Рассказывали прямо в Третьяковке. Она чем-то пугала и настораживала Нину – строгие и холодные залы, где коченели ноги и руки, а шаги раздавались необычно гулко, излишне привлекая к себе в этой странно-напряженной тишине. Бледная Нина непрерывно дергала себя за косу, но осталась безумно довольна и горда собой – слушать ее собрался не только класс, но и посетители галереи. Подошла даже старенькая смотрительница.
– Какие хорошие у вас детки! – сказала она Надежде Сергеевне.
Та молча сияла.
Позже эти номера проходить перестали. Показывала, например, Надежда девятиклассникам античную статую «Дискобол».

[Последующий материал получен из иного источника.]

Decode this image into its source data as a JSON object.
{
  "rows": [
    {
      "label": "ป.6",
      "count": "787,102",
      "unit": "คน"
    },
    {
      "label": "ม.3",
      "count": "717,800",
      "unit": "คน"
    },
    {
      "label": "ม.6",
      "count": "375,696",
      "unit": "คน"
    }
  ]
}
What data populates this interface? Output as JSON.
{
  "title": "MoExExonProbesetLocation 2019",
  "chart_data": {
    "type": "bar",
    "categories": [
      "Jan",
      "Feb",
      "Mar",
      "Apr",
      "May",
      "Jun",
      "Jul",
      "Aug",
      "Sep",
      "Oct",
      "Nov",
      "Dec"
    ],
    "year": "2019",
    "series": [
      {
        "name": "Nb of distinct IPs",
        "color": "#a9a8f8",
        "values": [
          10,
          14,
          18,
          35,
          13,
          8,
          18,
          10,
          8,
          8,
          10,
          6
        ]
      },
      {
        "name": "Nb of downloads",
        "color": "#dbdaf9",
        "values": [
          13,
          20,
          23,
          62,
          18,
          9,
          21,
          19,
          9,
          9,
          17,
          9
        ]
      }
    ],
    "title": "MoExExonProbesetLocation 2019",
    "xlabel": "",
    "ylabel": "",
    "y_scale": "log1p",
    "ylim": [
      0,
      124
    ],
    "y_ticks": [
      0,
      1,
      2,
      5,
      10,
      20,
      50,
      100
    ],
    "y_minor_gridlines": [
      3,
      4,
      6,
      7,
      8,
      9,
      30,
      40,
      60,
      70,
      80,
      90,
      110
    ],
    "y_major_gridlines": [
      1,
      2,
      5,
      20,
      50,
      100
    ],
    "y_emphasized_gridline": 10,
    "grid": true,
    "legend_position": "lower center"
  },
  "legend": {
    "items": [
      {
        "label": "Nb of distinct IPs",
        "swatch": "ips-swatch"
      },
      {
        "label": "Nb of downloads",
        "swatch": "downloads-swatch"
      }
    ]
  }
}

– Обратите внимание: момент движения в «Дискоболе» есть, но в то же время спортсмен запечатлен в минуту остановки, именно перед тем, как метнуть диск со всего размаха. И зрители словно не знают – сейчас он метнет диск или через год…
Борька хмыкнул:
– Ишь ты подишь ты… Неужели зритель – такой наивный дурак? И не подозревает, что этот придурок вообще никогда не метнет свой диск?! Трогательно…
Надежда притворилась оглохшей. И вдохновенно рассказывала дальше:
– К Микеланджело придрались, что у его Давида вроде бы толстоват нос. Но скульптор не хотел ничего менять. Он набрал в горсть песок и сделал вид, что слегка стер нос, а на самом деле просто тихонечко ссыпал песок мимо.
Борька откомментировал, как всегда лениво и деловито:
– Вот тебе и вот! Так и остался Давид вот с таким носом! – и показал жестом огромную картошку.